The NICE guidance recommends that patients should be offered the artificial pancreas if their diabetes is not adequately controlled by their current pump or glucose monitor.
The first people to be offered the wearable device will be children and young people, women who are pregnant or planning a pregnancy, and people who already have an insulin pump. The artificial pancreas will be rolled out to all those eligible within five years.
British and Danish women engage in binge drinking more than any other women in the developed world, according to research by the Organisation for Economic Co-operation and Development (OECD).
The figures show 26% of women in Britain, and a similar proportion in Denmark, report “heavy episodic drinking” – more than twice the OECD average of 12%. Only 2% of women in Italy, 4% of those in Spain and 12% of those in France engaged in similar levels of drinking, the study found.
The research, which looked at drinking habits in 29 countries, found that men were more likely to engage in binge drinking than women. In the UK, 45% of men admitted to heavy episodic drinking, compared with an OECD average of 27%. The figures were higher in only three countries: Romania, Denmark and Luxembourg.
Dr Katherine Severi, the chief executive of the Institute of Alcohol Studies, said the figures were concerning because alcohol was the “leading risk factor for death and ill-health in people aged 15-49 due to its links with cancers, stroke and cardiovascular disease.”
Scientists at Nottingham Trent University and the University of Sheffield are developing the world’s first finger-prick test to detect brain tumours.
More than 300,000 people worldwide are diagnosed with brain cancer each year, and even if treated successfully, there is a risk of recurrence. The unpredictable timing of tumours returning makes them difficult to detect early.
The researchers are designing a lateral flow test to pick up signs of recurrence that patients who have previously had brain cancer could use at home.
The researchers say the new test, which would use a tiny blood sample from a finger-prick, could potentially extend the lives of tens of thousands of people around the world. It would also reduce the burden on health care systems by reducing the need for MRI scans and providing a cost-effective alternative to some clinic appointments.
Long waits in accident and emergency departments may have caused approximately 30,000 excess deaths last year, according to an analysis of data by the publication HSJ.

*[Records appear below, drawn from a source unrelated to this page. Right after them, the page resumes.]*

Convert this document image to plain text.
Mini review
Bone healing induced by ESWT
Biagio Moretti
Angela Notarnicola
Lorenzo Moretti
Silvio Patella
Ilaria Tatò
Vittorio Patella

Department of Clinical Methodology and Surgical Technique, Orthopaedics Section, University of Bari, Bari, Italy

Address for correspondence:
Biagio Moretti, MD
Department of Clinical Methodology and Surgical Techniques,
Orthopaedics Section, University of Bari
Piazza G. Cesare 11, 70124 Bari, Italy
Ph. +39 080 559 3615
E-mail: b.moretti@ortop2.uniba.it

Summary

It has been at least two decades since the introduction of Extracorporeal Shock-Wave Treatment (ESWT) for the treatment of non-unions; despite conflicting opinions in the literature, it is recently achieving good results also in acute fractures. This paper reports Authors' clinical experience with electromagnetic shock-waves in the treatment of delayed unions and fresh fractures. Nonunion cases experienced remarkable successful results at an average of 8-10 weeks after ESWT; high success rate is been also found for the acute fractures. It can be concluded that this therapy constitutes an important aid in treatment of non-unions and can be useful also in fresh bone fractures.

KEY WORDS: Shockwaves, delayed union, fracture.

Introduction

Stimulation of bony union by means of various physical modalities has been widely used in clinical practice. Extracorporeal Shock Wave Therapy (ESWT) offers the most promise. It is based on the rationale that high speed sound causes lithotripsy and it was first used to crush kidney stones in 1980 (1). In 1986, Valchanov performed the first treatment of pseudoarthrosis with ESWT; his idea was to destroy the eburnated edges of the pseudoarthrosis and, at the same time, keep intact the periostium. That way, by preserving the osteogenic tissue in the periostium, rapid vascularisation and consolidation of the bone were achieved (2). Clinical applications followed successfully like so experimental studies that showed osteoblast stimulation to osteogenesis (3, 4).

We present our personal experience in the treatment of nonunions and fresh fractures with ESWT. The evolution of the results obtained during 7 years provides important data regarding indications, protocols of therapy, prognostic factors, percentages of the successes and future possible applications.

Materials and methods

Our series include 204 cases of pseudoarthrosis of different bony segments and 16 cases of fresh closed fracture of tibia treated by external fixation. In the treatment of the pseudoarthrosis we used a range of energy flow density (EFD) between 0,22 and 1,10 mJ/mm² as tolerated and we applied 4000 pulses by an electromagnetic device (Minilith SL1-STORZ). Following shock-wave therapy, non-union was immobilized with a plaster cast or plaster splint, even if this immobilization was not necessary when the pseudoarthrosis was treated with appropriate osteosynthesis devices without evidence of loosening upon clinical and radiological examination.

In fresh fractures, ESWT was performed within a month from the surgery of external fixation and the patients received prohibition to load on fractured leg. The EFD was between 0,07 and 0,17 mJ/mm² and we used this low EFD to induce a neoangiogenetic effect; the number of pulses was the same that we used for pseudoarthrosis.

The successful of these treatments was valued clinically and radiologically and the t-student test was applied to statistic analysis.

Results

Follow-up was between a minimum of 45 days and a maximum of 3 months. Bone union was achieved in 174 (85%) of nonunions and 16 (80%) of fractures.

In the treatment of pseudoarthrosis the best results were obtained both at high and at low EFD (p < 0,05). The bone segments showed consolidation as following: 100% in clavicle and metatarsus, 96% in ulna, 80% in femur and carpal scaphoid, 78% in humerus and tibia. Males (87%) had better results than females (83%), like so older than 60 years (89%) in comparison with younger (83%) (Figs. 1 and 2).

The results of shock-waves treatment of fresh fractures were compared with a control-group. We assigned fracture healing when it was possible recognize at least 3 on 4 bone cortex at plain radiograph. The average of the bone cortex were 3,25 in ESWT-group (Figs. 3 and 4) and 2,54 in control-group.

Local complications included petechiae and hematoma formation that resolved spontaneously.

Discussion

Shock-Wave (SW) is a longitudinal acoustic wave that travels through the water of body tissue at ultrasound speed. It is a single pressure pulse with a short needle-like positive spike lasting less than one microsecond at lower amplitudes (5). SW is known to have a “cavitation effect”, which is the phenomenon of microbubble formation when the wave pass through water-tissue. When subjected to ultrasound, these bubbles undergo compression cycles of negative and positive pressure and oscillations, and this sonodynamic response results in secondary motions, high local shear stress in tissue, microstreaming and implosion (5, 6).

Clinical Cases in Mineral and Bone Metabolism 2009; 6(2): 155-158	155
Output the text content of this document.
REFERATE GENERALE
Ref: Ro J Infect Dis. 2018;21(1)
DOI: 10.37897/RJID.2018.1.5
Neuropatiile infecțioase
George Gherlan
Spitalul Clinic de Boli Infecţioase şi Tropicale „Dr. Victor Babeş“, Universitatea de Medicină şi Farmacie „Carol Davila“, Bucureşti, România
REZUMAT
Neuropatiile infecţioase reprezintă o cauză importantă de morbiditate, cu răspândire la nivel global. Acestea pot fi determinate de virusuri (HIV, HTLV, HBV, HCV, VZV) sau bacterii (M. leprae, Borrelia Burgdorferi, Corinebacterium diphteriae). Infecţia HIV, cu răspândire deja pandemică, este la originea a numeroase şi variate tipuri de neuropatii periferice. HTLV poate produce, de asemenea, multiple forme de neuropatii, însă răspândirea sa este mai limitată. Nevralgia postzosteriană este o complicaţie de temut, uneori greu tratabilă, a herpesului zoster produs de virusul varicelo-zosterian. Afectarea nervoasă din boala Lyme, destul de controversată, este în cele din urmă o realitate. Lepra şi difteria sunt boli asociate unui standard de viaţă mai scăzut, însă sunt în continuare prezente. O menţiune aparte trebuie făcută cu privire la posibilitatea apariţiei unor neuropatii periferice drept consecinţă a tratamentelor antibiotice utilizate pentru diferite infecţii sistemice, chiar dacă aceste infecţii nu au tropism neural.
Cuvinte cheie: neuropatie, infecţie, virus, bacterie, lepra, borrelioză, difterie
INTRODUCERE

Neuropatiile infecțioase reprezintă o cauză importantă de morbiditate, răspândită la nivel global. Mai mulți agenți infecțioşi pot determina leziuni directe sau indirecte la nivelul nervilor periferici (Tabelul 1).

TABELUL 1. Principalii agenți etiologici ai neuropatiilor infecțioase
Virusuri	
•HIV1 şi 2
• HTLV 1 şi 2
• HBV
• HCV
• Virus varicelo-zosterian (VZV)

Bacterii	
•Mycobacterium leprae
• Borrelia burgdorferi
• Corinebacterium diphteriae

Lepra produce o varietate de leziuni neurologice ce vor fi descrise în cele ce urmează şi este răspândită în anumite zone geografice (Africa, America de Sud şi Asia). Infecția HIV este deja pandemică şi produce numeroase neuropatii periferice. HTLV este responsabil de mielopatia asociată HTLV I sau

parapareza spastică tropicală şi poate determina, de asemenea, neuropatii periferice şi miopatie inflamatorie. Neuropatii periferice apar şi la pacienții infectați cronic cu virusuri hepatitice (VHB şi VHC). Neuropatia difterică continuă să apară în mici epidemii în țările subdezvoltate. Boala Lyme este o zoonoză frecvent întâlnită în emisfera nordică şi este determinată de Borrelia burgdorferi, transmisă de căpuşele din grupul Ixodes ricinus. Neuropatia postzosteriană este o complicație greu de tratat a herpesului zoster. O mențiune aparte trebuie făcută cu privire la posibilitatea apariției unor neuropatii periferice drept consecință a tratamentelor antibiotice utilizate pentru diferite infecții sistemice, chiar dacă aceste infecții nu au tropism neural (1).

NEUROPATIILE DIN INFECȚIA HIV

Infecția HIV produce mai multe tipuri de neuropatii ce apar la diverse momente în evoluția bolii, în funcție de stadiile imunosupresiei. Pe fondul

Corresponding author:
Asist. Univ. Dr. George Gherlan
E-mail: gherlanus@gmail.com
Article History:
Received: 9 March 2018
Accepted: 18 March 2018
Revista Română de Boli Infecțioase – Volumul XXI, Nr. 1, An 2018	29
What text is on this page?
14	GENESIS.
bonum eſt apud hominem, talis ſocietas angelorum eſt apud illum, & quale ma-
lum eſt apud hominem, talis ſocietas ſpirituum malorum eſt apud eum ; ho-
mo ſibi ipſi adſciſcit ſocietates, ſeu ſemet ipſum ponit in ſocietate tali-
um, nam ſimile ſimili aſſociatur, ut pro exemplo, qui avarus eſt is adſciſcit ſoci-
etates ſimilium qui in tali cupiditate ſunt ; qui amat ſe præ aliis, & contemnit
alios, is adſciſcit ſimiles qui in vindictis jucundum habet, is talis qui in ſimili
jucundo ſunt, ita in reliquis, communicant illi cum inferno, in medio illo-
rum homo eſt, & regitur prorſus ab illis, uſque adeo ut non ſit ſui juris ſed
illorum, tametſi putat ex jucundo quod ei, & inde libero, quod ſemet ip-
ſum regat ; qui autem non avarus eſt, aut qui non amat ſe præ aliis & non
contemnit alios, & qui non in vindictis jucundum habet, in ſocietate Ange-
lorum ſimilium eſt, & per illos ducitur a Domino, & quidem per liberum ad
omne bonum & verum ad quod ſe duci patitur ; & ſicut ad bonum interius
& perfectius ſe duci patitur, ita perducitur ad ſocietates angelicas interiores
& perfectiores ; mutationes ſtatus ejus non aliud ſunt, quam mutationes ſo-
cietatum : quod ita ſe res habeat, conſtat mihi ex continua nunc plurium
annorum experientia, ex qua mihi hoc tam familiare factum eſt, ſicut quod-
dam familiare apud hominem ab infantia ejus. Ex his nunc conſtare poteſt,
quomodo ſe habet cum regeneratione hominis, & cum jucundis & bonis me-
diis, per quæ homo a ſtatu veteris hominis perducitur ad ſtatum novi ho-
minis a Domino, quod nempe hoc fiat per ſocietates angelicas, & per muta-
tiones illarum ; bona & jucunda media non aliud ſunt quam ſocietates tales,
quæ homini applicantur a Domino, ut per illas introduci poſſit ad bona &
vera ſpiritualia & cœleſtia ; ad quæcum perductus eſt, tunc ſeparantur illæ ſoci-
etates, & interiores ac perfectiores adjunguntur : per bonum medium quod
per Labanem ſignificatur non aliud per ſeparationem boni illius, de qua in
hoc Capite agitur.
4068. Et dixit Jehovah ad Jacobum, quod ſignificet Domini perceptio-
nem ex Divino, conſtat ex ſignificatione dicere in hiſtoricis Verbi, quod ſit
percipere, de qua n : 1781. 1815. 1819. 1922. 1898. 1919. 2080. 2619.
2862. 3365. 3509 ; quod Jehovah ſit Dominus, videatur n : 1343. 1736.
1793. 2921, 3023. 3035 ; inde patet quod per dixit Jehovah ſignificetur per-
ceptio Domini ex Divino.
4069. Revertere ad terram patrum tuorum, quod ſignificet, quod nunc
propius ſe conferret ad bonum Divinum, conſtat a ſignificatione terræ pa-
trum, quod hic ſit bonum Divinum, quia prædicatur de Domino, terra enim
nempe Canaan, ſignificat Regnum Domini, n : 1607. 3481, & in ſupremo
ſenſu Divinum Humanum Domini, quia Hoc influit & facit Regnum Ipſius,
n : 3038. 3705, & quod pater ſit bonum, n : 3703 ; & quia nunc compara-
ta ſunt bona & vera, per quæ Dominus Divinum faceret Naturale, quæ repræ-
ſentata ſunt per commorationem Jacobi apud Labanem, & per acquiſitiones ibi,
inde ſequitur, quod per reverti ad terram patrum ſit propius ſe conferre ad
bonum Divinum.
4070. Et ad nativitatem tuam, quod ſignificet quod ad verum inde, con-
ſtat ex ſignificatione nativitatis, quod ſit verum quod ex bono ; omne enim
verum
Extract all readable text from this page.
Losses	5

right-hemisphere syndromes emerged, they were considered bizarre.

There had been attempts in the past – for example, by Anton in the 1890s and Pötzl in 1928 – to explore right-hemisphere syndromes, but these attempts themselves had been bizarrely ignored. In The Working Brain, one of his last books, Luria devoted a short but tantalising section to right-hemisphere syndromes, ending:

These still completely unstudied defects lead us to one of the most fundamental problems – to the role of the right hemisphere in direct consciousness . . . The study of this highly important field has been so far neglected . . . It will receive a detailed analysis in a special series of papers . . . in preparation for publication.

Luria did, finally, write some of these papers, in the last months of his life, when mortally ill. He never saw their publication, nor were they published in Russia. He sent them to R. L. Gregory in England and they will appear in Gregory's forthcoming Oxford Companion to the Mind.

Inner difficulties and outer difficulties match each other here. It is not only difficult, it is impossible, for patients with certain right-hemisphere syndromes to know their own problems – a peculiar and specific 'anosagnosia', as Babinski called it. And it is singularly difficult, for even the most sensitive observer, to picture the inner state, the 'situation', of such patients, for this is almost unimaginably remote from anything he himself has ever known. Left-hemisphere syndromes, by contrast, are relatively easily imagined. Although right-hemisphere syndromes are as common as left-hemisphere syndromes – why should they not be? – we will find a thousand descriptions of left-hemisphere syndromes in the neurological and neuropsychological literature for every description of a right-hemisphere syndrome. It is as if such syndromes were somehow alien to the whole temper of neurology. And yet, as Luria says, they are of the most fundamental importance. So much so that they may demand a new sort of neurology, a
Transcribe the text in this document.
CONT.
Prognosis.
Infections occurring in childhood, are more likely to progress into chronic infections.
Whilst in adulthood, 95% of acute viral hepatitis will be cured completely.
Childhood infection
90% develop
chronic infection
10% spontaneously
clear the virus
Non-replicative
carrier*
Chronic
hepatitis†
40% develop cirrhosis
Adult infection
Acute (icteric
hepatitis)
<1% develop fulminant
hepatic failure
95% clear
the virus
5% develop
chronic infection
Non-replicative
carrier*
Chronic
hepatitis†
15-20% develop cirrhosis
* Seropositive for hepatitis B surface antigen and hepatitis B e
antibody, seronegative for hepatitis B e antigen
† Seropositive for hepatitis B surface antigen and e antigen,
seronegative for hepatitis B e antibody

Using Freedom of Information (FoI) requests to a selection of NHS trusts, the HSJ analysis examined data on admitted patients who had waited six hours or more in A&E. Ratios were applied to these figures to produce estimates for associated excess mortality per trust. The methodology was based on a study published in the Emergency Medicine Journal, which found that delays to hospital admission of more than five hours from time of arrival at A&E were associated with an increase in all-cause mortality within 30 days. The data suggests the rate of excess deaths from 2022-23 has so far continued into 2023-24.
The analysis produced an estimate of 29,145 excess deaths related to long accident and emergency delays in 2022-23, up from 22,175 in 2021-22, and 9,783 related deaths in 2020-21. The publication also produced estimates of excess mortality related to long A&E delays for every acute trust. Croydon Health Services Trust topped the table with an estimated 297 excess deaths as a result of delays between April 2022 and July 2023.